Catcher in the rice
CHETAN BHAGAT RETURNED to his Mid-Levels flat last week hoping to forget about the press pack he'd just faced in India over the Bollywood film deal for his controversial hit novel.
Since its release last month, Five Point Someone - about the pressures heaped on students - has made Bhagat a celebrity, roiling India with questions about its education system, suicide, drugs and pre-marital teen sex.
His only window in Hong Kong to that fame is his laptop and a fattening folder of press clippings. Neither gets much of a look, though. Bhagat, 30, works long hours as a credit analyst for a US bank, and his wife, Anusha, is expecting twins next month.
Through a website designed in Hong Kong, Bhagat answers more than 10 e-mails a day from teenage readers. English-language novels by Indians are considered best-sellers after 2,000 copies. Bhagat has topped 10,000, taking him to No2 in the best-seller list. The real sales rush is expected when summer eases enough to allow Indians to shop, and students - the book's main target - return to campus and spread the word.

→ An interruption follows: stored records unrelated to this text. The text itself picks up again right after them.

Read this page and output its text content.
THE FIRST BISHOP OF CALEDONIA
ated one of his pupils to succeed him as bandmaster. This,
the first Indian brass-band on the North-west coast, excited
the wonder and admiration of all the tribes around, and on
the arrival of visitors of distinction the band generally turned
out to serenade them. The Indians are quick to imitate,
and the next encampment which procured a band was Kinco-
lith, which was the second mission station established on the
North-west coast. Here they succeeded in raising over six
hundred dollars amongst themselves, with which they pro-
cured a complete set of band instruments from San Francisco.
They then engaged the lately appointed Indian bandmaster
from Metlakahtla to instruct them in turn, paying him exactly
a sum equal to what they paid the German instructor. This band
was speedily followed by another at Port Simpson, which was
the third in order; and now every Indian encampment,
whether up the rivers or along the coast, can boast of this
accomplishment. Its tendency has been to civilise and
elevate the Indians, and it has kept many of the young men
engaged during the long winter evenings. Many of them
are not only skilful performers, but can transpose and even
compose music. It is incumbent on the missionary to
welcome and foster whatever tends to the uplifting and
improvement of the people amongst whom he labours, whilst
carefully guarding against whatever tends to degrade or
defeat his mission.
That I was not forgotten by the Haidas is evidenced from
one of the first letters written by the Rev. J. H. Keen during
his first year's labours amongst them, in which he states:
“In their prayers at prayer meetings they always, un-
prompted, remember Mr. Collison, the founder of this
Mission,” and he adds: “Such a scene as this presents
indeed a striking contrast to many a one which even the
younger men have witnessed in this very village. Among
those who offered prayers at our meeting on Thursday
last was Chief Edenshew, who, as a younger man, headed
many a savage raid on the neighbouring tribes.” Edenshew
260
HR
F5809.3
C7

'This is 15 minutes of fame,' Bhagat says. 'It's very enchanting and it's hard to focus on anything else. But it's not a final obsession. I have a lot of other things going on. In that sense, the timing was perfect.'
After slipping out of the office for lunch at home, the yoga buff sits in the lotus position at his dinner table. He wears his banker's garb of a blue business shirt with white collar and a navy suit. Tie and shoes are tossed near his luggage - which, he jokes, is packed with the T-shirts and jeans he sports as the hip voice of India's youth. When Anusha, who is also a banker, laughs at the thought of her husband as the arbiter of cool, Bhagat admits the novel draws on his familiarity with life as an overweight, bookish kid who lacked the time and nerve to talk to girls.